Sebagai publik penikmat media massa yang cerdas, pada dasarnya masyarakat kita sebenarnya telah gerah dengan Tragedi Giring-Menggiring Opini. Beberapa bulan yang lalu, media massa juga secara intens menjejali publik dengan pemberitaan pembunuhan Nasruddin Zulkarnaen yang (diduga) melibatkan sosok Ketua Komisi Pemberantasan Korupsi (KPK), Antasari Azhar. Belum valid data-data yang menyebutkan keterlibatan sosok Bang Kumis, tetapi media massa dengan banal telah melansir pemberitaan bahwa cinta segi tiga-lah yang menjadi motif pembunuhan tersebut. Sosok gadis caddy misterius berseliweran di layar kaca pemirsa, meskipun secara konkret, yang bersangkutan belum pernah sekalipun menggelar jumpa pers. Ternyata, baru minggu kemarin, kepolisian menyeleseikan Berita Acara Pemeriksaan (BAP) dan melimpahkannya ke kejaksaan. Tetapi, mengapa jauh sebelum BAP dilimpahkan ke Kejaksaan media massa telah menggiring publik mengamini bahwa figur Ketua KPK tersebut menjadi dalang pembunuhan Nasruddin?

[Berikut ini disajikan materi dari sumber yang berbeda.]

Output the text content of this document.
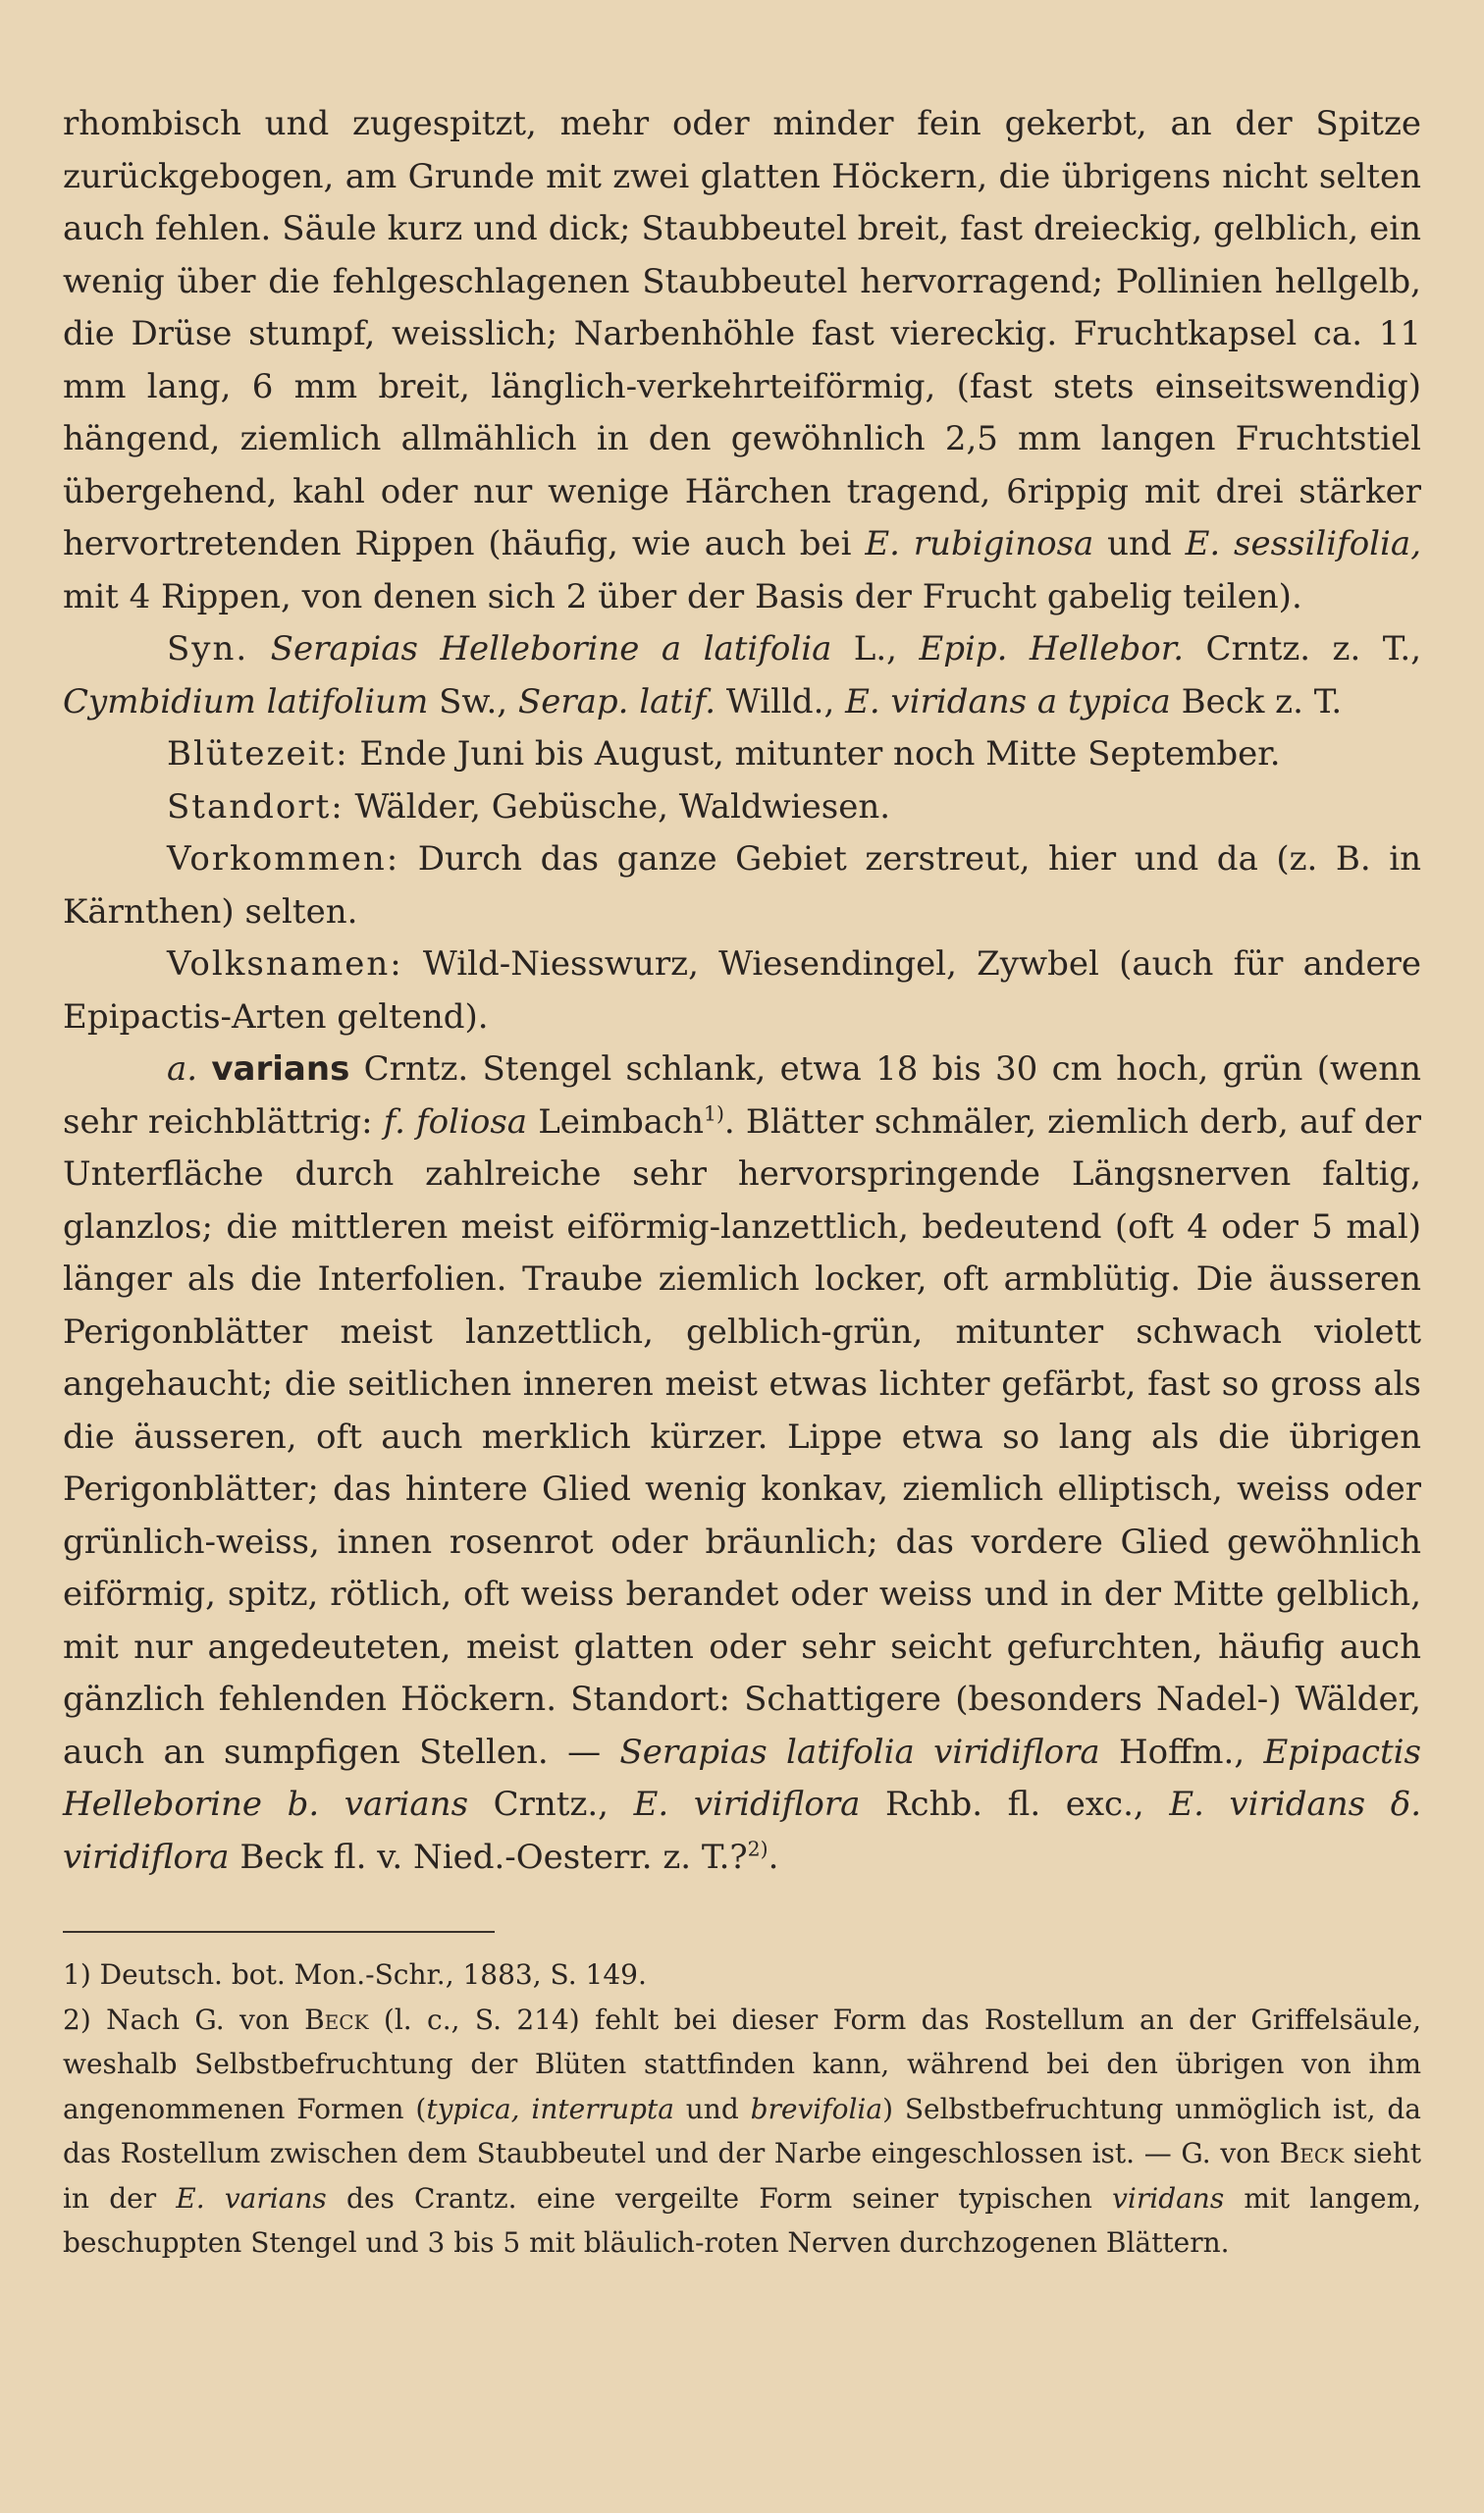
rhombisch und zugespitzt, mehr oder minder fein gekerbt, an der Spitze zurückgebogen, am Grunde mit zwei glatten Höckern, die übrigens nicht selten auch fehlen. Säule kurz und dick; Staubbeutel breit, fast dreieckig, gelblich, ein wenig über die fehlgeschlagenen Staubbeutel hervorragend; Pollinien hellgelb, die Drüse stumpf, weisslich; Narbenhöhle fast viereckig. Fruchtkapsel ca. 11 mm lang, 6 mm breit, länglich-verkehrteiförmig, (fast stets einseitswendig) hängend, ziemlich allmählich in den gewöhnlich 2,5 mm langen Fruchtstiel übergehend, kahl oder nur wenige Härchen tragend, 6rippig mit drei stärker hervortretenden Rippen (häufig, wie auch bei E. rubiginosa und E. sessilifolia, mit 4 Rippen, von denen sich 2 über der Basis der Frucht gabelig teilen).

Syn. Serapias Helleborine a latifolia L., Epip. Hellebor. Crntz. z. T., Cymbidium latifolium Sw., Serap. latif. Willd., E. viridans a typica Beck z. T.

Blütezeit: Ende Juni bis August, mitunter noch Mitte September.

Standort: Wälder, Gebüsche, Waldwiesen.

Vorkommen: Durch das ganze Gebiet zerstreut, hier und da (z. B. in Kärnthen) selten.

Volksnamen: Wild-Niesswurz, Wiesendingel, Zywbel (auch für andere Epipactis-Arten geltend).

a. varians Crntz. Stengel schlank, etwa 18 bis 30 cm hoch, grün (wenn sehr reichblättrig: f. foliosa Leimbach$^{1)}$. Blätter schmäler, ziemlich derb, auf der Unterfläche durch zahlreiche sehr hervorspringende Längsnerven faltig, glanzlos; die mittleren meist eiförmig-lanzettlich, bedeutend (oft 4 oder 5 mal) länger als die Interfolien. Traube ziemlich locker, oft armblütig. Die äusseren Perigonblätter meist lanzettlich, gelblich-grün, mitunter schwach violett angehaucht; die seitlichen inneren meist etwas lichter gefärbt, fast so gross als die äusseren, oft auch merklich kürzer. Lippe etwa so lang als die übrigen Perigonblätter; das hintere Glied wenig konkav, ziemlich elliptisch, weiss oder grünlich-weiss, innen rosenrot oder bräunlich; das vordere Glied gewöhnlich eiförmig, spitz, rötlich, oft weiss berandet oder weiss und in der Mitte gelblich, mit nur angedeuteten, meist glatten oder sehr seicht gefurchten, häufig auch gänzlich fehlenden Höckern. Standort: Schattigere (besonders Nadel-) Wälder, auch an sumpfigen Stellen. — Serapias latifolia viridiflora Hoffm., Epipactis Helleborine b. varians Crntz., E. viridiflora Rchb. fl. exc., E. viridans δ. viridiflora Beck fl. v. Nied.-Oesterr. z. T.?$^{2)}$.

1) Deutsch. bot. Mon.-Schr., 1883, S. 149.

2) Nach G. von Beck (l. c., S. 214) fehlt bei dieser Form das Rostellum an der Griffelsäule, weshalb Selbstbefruchtung der Blüten stattfinden kann, während bei den übrigen von ihm angenommenen Formen (typica, interrupta und brevifolia) Selbstbefruchtung unmöglich ist, da das Rostellum zwischen dem Staubbeutel und der Narbe eingeschlossen ist. — G. von Beck sieht in der E. varians des Crantz. eine vergeilte Form seiner typischen viridans mit langem, beschuppten Stengel und 3 bis 5 mit bläulich-roten Nerven durchzogenen Blättern.
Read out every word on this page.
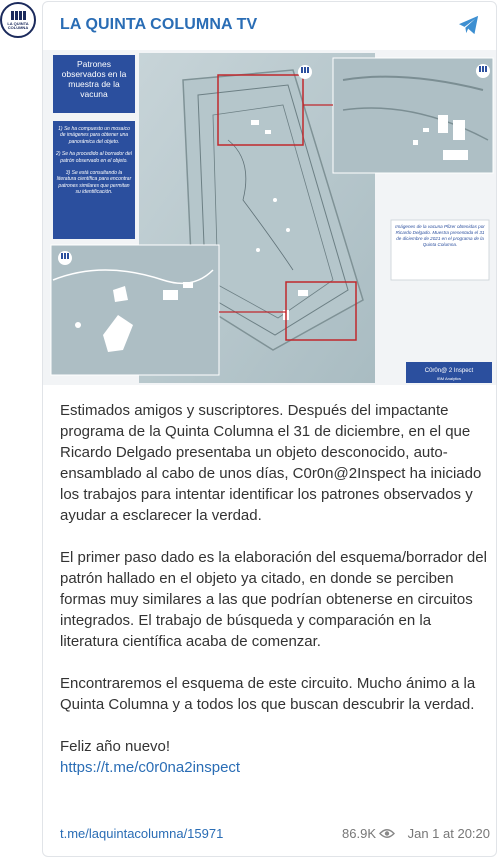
LA QUINTA COLUMNA	LA QUINTA COLUMNA TV
Patrones observados en la muestra de la vacuna
1) Se ha compuesto un mosaico de imágenes para obtener una panorámica del objeto.
2) Se ha procedido al borrador del patrón observado en el objeto.
3) Se está consultando la literatura científica para encontrar patrones similares que permitan su identificación.
Imágenes de la vacuna Pfizer obtenidas por Ricardo Delgado. Muestra presentada el 31 de diciembre de 2021 en el programa de la Quinta Columna.
C0r0n@ 2 Inspect
IBM Analytics

Estimados amigos y suscriptores. Después del impactante programa de la Quinta Columna el 31 de diciembre, en el que Ricardo Delgado presentaba un objeto desconocido, auto-ensamblado al cabo de unos días, C0r0n@2Inspect ha iniciado los trabajos para intentar identificar los patrones observados y ayudar a esclarecer la verdad.

El primer paso dado es la elaboración del esquema/borrador del patrón hallado en el objeto ya citado, en donde se perciben formas muy similares a las que podrían obtenerse en circuitos integrados. El trabajo de búsqueda y comparación en la literatura científica acaba de comenzar.

Encontraremos el esquema de este circuito. Mucho ánimo a la Quinta Columna y a todos los que buscan descubrir la verdad.

Feliz año nuevo!
https://t.me/c0r0na2inspect
t.me/laquintacolumna/15971	86.9K Jan 1 at 20:20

Kita tidak usah terseret arus spekulatif, imajinatif, dan ‘memaksa’ ala pemberitaan media massa untuk menebak-nebak motif apa yang melatarbelakangi aksi giring-menggiring opini publik dalam kasus Antasari Azhar. Namun, apabila ke depan, media massa tetap setia dengan perspektif Mbah Surip yang nggendong kemana-mana stilistika pemberitaan model spekulatif, imajinatif, dan ‘memaksa’, maka media massa telah mengingkari eksistensi, fungsi, dan perannya sebagai pencerah. Andaikata media massa di tanah air menyadari, melalui bahasa auditif maupun visualisasi, sejatinya mereka telah melakukan teror mental kepada publik. Publik menjadi bahagia, berduka, nyaman, ataupun gelisah, tergantung pada ‘apa kata media’.